We must learn, and should have learned by now, that all this is a façade. It is an elaborate circumlocution for assimilation – a word no longer popular nowadays. It is a roundabout way for saying, “I desire to commit spiritual suicide but haven’t the courage to face up to it. I would like to forget that I am a Jew, but the cruel world won’t let me. In my heart of hearts I want to be reborn a ‘WASP’ – a white Anglo-Saxon Protestant – but my infantile wishes are constantly frustrated.”

It is a sad but true fact that those who ponder the definition of their Jewishness have usually lost it by that time. The Jew who practices Torah and mitzvot does not normally concern himself about the definition of his Jewishness. It is when an individual has assimilated in fact, but is unwilling to acknowledge it in words, that that person wraps up his assimilation in this existentialist rhetoric of “alienation.”

Our policy ought to be not to discuss “Who is a Jew?” on such terms. We should, rather, recognize assimilation for what it is, call it by its real name, and avoid unnecessary dialectic.

Those of us who are true to the Jewish tradition and loyal to our Torah need not participate in this new fad and fashion on inventing new definitions of Jewishness. Like Moses, we prefer to go straight to the truth. We will not call Judaism “alienation” or “dissent.” We will recognize such terms merely as excuse for assimilation, for the surrender of Torah and mitzvot, which alone constitute Judaism.

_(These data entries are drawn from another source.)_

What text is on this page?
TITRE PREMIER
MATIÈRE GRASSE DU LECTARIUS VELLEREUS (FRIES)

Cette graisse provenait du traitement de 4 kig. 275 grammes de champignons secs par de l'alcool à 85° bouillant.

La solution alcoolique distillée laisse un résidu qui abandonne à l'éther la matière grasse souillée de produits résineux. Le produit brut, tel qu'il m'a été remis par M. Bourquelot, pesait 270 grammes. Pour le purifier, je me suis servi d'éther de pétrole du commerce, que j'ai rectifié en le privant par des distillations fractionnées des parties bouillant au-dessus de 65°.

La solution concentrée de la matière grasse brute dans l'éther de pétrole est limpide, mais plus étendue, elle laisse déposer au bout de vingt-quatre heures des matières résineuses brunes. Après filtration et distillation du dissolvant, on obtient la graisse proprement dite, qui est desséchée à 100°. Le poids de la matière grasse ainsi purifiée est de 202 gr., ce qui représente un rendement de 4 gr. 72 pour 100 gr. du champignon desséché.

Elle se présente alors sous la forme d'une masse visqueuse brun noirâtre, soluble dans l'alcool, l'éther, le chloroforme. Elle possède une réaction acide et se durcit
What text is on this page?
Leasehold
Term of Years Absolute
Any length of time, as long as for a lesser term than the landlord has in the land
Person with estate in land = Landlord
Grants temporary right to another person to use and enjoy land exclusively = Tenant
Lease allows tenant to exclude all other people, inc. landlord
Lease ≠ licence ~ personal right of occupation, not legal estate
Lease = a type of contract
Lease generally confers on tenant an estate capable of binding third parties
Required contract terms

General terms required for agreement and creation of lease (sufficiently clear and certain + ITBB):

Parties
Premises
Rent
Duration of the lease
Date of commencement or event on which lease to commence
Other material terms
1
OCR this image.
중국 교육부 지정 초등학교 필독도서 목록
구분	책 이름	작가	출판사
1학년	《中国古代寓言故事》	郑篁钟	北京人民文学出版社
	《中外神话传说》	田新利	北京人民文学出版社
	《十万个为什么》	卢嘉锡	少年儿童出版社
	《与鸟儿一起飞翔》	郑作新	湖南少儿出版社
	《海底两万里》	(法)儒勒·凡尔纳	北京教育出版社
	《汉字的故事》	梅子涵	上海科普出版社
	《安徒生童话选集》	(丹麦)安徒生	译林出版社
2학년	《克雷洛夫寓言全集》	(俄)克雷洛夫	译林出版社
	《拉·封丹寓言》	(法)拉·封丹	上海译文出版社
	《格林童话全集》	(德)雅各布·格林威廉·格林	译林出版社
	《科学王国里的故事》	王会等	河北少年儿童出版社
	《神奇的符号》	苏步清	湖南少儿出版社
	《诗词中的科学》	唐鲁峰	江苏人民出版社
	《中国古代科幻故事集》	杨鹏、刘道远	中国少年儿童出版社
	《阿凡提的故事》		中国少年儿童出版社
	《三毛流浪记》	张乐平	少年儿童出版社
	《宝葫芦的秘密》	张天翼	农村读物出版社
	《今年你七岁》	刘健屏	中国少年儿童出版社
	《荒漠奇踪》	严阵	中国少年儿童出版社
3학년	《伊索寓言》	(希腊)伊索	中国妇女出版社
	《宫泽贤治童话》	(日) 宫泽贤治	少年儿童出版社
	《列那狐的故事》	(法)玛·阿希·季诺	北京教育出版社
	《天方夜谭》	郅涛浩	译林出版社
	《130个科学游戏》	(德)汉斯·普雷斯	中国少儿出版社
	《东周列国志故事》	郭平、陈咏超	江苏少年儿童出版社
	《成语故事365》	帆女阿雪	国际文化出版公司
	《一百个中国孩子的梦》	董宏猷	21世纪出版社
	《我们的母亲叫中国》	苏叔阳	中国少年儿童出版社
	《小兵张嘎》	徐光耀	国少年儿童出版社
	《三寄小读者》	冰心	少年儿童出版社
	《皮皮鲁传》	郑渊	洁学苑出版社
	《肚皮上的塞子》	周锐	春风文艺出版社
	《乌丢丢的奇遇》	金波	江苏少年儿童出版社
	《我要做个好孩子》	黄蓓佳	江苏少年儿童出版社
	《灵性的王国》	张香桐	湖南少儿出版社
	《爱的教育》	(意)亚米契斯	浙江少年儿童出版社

It is for good reason that the Aggada (Bava Batra 74a) tells us of Rabba bar Bar Hannah putting his ear to the ground in a spot in the desert pointed out to him by an Arab as the burial place of Korah and his cohorts, and hearing them declare from the bowels of the earth, “Moses is true and his Torah is true.” Our Torah is truth, and our truth is Torah. We shall not become ensnared by the slogans, “images,” and posturing of the Cain’s and Korah’s and others of their ilk. Through our Torah of truth we shall become perceptive. With its wisdom, its insights, and its eternal blessings we shall learn to live our lives in a manner pleasing to God. We shall forever proclaim, through all time and all the world, “Moses is true and his Torah is true.”